Up until now, the film that most people talk to me about—by a mile, because I don’t own a car and I walk around everywhere and I meet a lot of people—is About Time. That’s real. You never know, but that’s entered the language and it’s not just buried somewhere. People are watching it more than once. 

That’s also a movie that didn’t have the biggest opening necessarily, but it’s had quite a life.

Yeah, no, exactly. That’s not an unfamiliar trajectory for Richard [Curtis]. It takes guts to make those films, about how remarkable we are, how tender and compassionate we can be to one another. How all of us have an emotional connection with one another. 

You can draw a line from that to a movie like Living.

Absolutely. It’s one of those films—you come out of the cinema and you feel, strangely, even though it’s a sad story, you feel better, inspired in some way. You’ve watched something that taps you into humanity.

I would guess that after 20 years of hearing about Love, Actually you probably may as well have seen it in terms of the amount of— 

Well, to be honest, Love Actually, I watched it at the New York premiere because it was 20 years ago and there was a lot of pressure. There’s always a degree of pressure because the director wants you to see it, what they’ve done and all of that. I’m quite good at resisting that, but when I went to New York and—you know, that film changed the way I go to work. It changed everything. I can never be grateful enough to Richard Curtis. I’d never been to a big premiere where I had a reasonable part; I had a great part. I was there with my family and I couldn’t find an attractive reason for hanging out in the lobby. It would’ve just looked really weird. So I did sit down and watch it and, and the thing about that is it got laughs. If I get laughs, I’m sort of okay. That’s indisputable. Job done. Doesn’t matter what I look like, doesn’t matter what I sound like.

It’s the feedback you’d learned from theater, I would think.

Yeah, exactly.
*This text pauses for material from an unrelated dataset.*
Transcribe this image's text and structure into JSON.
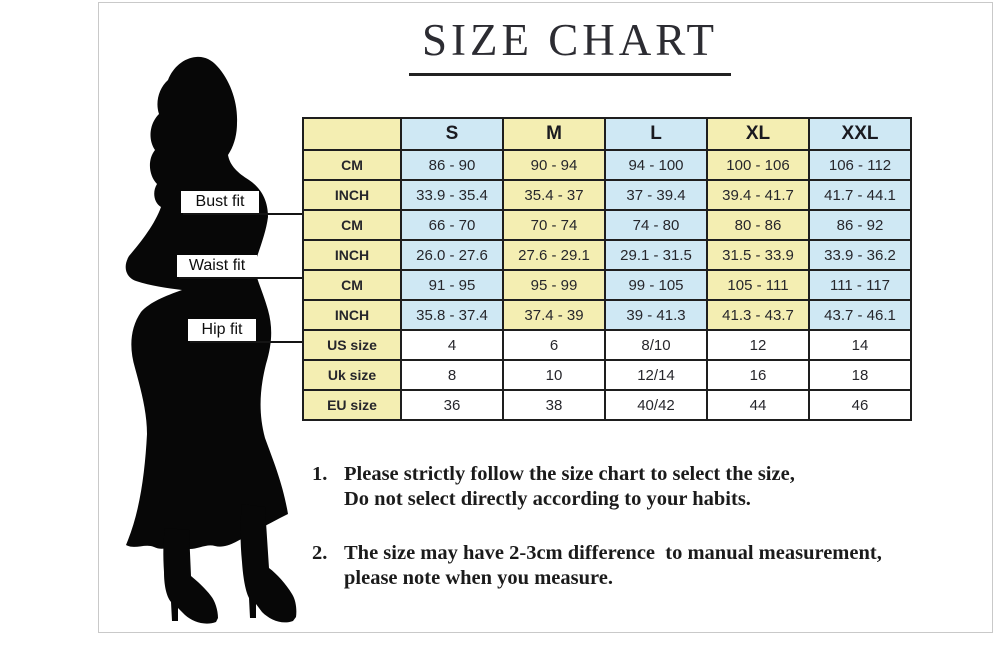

Precisely. 

After Love, Actually, you’ve said you could stop auditioning. Is there a role that you’ve played since, though, that you did have to really fight for?

I actually had to fight to play Grandsanta in Arthur Christmas. Sarah [Smith], insisted you can’t just say, “I’ll play Grand Santa,” because it’s too much of a risk to have somebody turn up on the first day and come up with some terrible voice. I had a long audition. It was on a microphone for some hours before she said you got the gig. I was very pleased about that. What else? I don’t fight for roles. I’ve never fought for a role in my life. Not because I am above such things or anything, but it’s just, I don’t how you do it. I’ve never felt confident enough to do that. I know you hear stories about actors finding the producer’s personal phone number, or going around to their house and standing in their garden and saying, give me this. I just wait and see what they say.

This interview has been edited and condensed.